Выходит, тяготы войны жестоки к царям, как и ко всем остальным. Почему-то это меня порадовало.

Я вскочил на ноги и приветствовал его:

– Великий царь! Что прикажешь?

– Язык человека может быть скользким и вероломным, не так ли?

– Вы пили с царем Одиссеем?

Мне показалось, на задумчивом лице царя промелькнула улыбка.

– Ты скорбишь о своей Мойре.

При одном звуке ее имени мое горящее сердце пронзила ужасная боль, словно живую плоть терзали зазубренной острогой.

– Она заперта за этими стенами,– напомнил я.– Если даже она верна мне, я все равно в ярости.

– Мы все в ярости, Киклад. Не сомневайся.

Что же так угнетало моего царя? Идоменей окинул взглядом своих воинов, сгрудившихся вокруг костров.

– Пойдем со мной,– велел царь.

Мы удалились от мерцающего и потрескивающего пламени костров и подошли к черному берегу, о который разбивались холодные морские волны.

– Я видел, как ты танцевал с быками. Я видел, как ты с ними боролся. Прекрасные, могучие звери… ты выворачивал их черные рога руками – там, в Лабиринте Кносса. Ты был отчаянно храбрым и не выказывал страха.

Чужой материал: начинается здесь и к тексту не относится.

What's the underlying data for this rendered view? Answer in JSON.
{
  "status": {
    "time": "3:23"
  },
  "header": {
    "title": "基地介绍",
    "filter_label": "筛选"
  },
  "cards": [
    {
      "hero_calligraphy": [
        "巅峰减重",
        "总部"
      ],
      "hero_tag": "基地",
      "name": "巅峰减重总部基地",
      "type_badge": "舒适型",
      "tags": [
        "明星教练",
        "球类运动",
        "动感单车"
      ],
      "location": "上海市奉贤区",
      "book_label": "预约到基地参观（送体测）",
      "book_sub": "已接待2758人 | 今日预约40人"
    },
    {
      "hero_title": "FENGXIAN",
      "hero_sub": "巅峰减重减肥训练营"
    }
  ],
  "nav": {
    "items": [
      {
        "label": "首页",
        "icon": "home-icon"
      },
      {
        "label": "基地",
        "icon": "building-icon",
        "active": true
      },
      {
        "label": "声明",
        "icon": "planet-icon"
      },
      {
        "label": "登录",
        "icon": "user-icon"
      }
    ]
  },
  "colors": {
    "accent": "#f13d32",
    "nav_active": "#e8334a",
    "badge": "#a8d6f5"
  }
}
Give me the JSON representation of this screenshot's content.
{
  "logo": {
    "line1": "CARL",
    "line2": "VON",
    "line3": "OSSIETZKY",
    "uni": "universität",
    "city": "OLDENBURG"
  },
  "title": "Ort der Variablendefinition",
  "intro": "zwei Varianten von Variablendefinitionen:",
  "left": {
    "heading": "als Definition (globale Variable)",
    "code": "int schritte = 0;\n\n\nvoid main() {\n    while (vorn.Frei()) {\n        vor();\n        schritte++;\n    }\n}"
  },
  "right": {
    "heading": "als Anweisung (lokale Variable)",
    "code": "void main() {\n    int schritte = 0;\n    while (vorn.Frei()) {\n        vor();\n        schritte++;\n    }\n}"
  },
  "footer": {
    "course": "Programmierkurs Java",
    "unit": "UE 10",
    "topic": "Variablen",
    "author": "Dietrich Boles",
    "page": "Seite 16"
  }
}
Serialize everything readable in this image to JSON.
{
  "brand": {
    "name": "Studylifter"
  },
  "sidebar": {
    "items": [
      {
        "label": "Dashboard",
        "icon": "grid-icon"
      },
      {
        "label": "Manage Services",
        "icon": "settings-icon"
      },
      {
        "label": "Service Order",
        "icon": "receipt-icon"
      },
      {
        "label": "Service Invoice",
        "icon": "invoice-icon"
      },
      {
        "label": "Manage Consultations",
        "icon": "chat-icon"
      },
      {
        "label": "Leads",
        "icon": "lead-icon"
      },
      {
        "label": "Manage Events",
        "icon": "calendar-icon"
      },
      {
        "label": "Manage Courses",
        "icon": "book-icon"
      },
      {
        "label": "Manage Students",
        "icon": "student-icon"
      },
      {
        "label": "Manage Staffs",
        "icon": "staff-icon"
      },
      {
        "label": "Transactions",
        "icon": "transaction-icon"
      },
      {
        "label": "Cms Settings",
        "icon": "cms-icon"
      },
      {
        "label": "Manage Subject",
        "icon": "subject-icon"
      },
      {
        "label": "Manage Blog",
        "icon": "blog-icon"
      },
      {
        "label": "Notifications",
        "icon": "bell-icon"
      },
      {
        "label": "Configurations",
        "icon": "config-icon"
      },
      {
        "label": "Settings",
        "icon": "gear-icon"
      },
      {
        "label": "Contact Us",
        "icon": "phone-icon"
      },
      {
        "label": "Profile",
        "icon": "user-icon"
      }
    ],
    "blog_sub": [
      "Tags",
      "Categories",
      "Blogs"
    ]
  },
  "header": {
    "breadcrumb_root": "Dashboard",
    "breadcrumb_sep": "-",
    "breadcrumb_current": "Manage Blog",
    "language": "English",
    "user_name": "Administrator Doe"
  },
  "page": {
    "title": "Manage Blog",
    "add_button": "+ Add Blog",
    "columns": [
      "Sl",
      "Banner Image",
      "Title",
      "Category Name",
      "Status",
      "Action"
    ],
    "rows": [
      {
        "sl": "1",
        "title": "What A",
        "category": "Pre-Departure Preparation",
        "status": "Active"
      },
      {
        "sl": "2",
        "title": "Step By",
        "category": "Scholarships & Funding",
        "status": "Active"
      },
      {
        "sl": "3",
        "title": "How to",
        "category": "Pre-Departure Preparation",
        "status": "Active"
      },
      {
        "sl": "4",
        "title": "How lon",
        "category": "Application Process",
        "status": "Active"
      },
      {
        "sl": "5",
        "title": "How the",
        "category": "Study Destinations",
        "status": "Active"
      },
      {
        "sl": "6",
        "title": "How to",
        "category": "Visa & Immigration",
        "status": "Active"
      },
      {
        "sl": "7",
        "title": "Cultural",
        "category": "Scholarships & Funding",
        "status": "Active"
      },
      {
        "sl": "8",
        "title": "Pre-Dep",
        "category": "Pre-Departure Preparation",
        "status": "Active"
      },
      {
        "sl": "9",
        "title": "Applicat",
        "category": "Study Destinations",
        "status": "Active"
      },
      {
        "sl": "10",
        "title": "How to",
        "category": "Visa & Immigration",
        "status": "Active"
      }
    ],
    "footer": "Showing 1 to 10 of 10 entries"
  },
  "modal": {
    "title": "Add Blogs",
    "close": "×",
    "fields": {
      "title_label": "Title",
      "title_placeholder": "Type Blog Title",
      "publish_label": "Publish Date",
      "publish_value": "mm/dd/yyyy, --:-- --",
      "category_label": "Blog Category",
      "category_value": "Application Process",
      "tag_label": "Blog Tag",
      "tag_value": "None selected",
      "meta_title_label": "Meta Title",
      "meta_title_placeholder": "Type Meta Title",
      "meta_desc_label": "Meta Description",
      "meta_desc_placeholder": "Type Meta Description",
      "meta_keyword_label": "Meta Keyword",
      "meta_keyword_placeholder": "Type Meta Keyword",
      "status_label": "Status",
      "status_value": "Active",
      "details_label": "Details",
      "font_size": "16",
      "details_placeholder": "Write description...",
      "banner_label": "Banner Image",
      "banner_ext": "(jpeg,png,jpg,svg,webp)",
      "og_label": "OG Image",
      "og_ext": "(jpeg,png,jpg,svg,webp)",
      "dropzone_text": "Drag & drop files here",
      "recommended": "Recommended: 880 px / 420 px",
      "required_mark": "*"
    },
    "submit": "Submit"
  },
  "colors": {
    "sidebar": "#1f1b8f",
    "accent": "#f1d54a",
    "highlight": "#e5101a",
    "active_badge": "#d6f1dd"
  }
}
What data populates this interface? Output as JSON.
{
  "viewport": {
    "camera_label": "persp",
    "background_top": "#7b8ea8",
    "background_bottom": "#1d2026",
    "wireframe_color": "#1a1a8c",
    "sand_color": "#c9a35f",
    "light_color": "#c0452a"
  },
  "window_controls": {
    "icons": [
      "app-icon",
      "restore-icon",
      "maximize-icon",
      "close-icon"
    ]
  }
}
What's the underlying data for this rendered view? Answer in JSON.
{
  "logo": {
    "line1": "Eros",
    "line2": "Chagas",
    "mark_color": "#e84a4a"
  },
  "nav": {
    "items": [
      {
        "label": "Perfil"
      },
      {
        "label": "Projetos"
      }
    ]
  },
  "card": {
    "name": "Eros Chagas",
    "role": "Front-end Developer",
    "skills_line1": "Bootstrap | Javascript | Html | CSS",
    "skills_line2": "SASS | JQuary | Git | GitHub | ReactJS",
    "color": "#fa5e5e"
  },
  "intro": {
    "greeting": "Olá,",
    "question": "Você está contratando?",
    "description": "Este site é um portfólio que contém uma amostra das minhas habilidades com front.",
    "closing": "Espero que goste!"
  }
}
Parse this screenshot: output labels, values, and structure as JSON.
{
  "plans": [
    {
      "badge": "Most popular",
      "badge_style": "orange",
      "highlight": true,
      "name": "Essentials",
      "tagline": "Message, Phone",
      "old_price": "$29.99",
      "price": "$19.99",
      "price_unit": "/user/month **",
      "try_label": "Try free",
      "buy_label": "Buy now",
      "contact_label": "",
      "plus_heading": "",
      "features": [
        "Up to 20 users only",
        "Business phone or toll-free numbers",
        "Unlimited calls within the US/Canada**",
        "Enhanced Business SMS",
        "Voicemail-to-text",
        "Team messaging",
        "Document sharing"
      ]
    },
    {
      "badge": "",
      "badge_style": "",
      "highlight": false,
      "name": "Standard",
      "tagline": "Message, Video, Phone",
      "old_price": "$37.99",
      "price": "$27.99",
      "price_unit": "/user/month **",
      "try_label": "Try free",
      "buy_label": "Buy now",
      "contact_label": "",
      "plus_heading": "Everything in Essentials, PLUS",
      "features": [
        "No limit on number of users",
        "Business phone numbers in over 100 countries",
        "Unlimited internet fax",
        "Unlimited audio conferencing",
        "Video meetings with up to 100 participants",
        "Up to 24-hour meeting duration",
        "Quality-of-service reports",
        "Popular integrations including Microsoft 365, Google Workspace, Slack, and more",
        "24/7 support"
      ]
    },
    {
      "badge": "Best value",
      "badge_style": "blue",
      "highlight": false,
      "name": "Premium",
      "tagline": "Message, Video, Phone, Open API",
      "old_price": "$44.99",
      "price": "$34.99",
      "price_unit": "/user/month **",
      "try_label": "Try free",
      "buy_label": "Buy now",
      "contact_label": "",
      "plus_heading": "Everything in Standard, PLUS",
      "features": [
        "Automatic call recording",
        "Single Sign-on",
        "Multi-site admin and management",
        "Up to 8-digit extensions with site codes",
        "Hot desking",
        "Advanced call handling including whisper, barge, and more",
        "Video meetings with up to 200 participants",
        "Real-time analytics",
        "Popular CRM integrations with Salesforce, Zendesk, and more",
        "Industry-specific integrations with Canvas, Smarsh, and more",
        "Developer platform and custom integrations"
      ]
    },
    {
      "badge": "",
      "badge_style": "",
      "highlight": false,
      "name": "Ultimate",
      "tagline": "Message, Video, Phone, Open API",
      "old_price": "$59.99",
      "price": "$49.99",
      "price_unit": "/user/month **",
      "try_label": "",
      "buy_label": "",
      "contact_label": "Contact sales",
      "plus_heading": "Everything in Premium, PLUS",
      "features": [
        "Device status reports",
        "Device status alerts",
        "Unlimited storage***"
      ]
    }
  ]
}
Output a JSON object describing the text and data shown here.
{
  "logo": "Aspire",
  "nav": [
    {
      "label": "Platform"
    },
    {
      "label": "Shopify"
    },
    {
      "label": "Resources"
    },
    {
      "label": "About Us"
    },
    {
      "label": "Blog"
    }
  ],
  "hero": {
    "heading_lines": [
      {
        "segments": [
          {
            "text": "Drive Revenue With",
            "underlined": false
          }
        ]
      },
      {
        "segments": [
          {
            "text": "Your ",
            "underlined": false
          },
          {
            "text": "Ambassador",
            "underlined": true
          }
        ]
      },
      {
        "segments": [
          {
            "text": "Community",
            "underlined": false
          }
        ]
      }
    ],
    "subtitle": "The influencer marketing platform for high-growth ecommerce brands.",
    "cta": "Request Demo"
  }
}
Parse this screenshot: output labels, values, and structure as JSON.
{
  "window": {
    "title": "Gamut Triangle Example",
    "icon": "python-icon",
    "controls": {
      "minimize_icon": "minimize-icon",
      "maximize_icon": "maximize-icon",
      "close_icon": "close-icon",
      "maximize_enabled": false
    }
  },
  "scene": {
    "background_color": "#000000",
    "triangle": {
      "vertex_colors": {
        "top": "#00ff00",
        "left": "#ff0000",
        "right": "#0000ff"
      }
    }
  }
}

Я смутился оттого, что царь меня запомнил.

– Остался ли ты прежним храбрецом? Идет ли рядом со мной все тот же мужчина, что танцевал с быками? Или эта несчастная война его погубила?

Меня оскорбил вопрос царя. Я дерзко сказал:

– Великий царь, я уже спрашивал тебя – что прикажешь?

Царь Идоменей обдумал мои слова, мрачный и озабоченный. А потом протянул мне руку и приказал пойти вместе с ним в шатер царя Одиссея.

В шатре Одиссея, перед роскошным столом, в окружении предводителей греческого воинства стояли двое знатных троянцев с мрачными лицами, которые в бою с ликованием разили греков,– Антенор и Эней.

Я потянулся за мечом, но царь Идоменей удержал мою руку.

– Ты простой воин,– сказал он.– Этого тебе не понять.

Двое мрачных троянцев завершали свое дело.

– Значит, мы договорились – я получу половину богатств Трои, и один из моих сыновей сядет на трон. Дом Энея останется нетронутым, и его достояние тоже.